Mackinac Financial Corp. Reports Operating Results (10-Q)
Mackinac Fin Cp has a market cap of $21.6 million; its shares were traded at around $6.3 with a P/E ratio of 13.2 and P/S ratio of 0.8.
Highlight of Business Operations:Net interest margin on a fully taxable equivalent basis amounted to $4.767 million, 4.17% of average earning assets, in the first quarter of 2012, compared to $4.166 million, and 3.94% of average earning assets, in the first quarter of 2011. Margin improvement in 2012 was primarily due to a reduction in funding costs between periods.
Other income increased by $.029 million for the three months ended March 31, 2012, compared to the three months ended March 31, 2011. In the first quarter of 2012, revenue due to 1-4 family loans produced and sold in the secondary market, amounted to $.298 million compared to $.078 million a year ago. We expect to continue to benefit from secondary market activity in future periods. While we recorded no SBA fees in the first quarter of 2012, we anticipate this activity to significantly increase as the year progresses. Service fees and other noninterest income decreased slightly between periods largely because of lower NSF fees, which we believe will continue due to customers being more diligent in managing their accounts.
The Corporation recognized deferred taxes of approximately $.349 million and $.214 million for the quarter ended March 31, 2012 and 2011, respectively. Management believes that the Corporation will ultimately utilize all of the NOL carryforwards and a portion of the tax credit carryforwards. The valuation allowance, which stands at $6.010 million as of March 31, 2012 is a conservative measurement of the uncertainty related to the current economy and level of profitability the Corporation will attain in the near term.
Loans are the most significant earning asset. Management offers commercial and real estate loans priced at interest rates which fluctuate with various indices such as the prime rate or rates paid on various government issued securities. In addition, the Corporation prices the majority of fixed rate loans so it has an opportunity to reprice the loan within 12 to 36 months.
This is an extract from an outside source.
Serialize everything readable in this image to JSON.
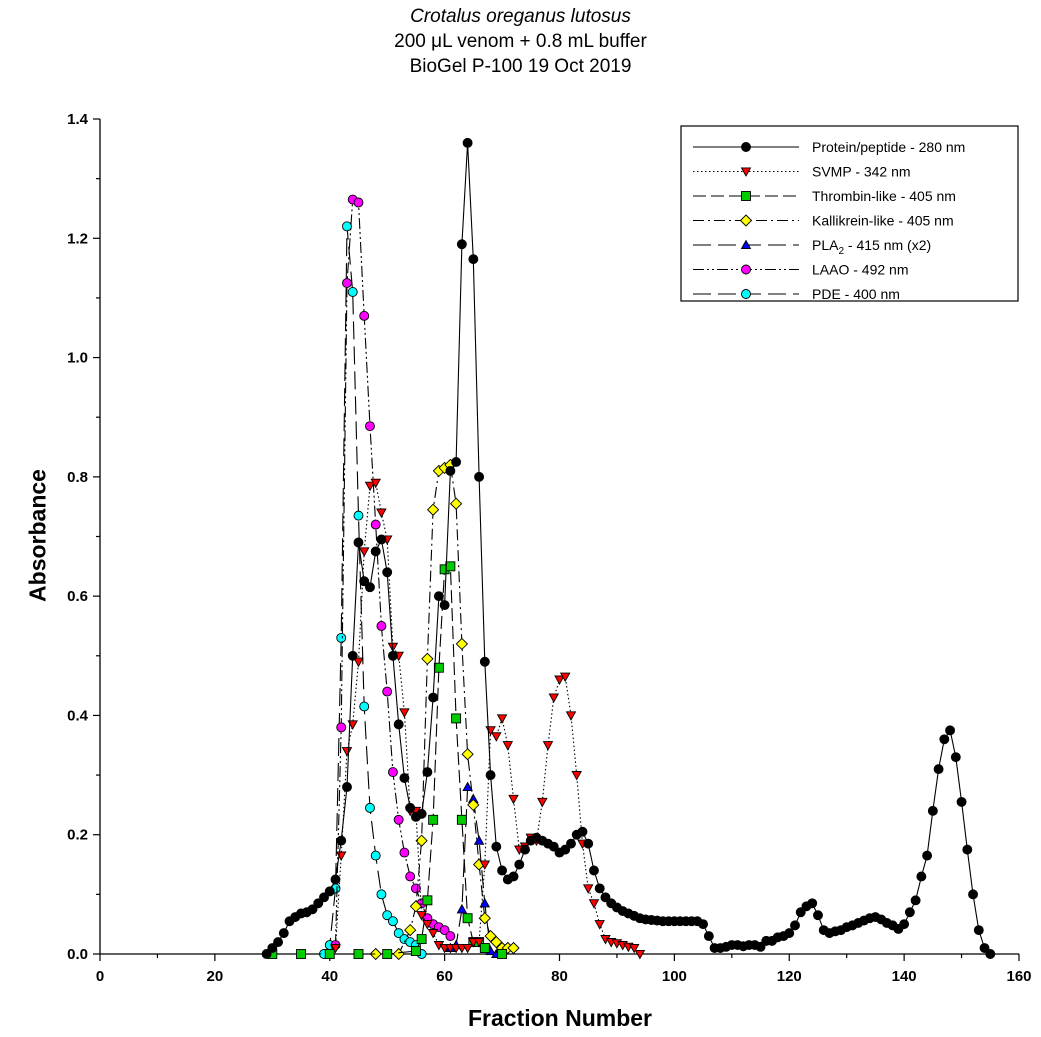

The Corporation also has $36.788 million of securities providing for scheduled monthly principal and interest payments as well as unanticipated prepayments of principal. These cash flows are then reinvested into other earning assets at current market rates. The Corporation also has federal funds sold to correspondent banks as well as other interest-bearing deposits with correspondent banks. These funds are generally repriced on a daily basis.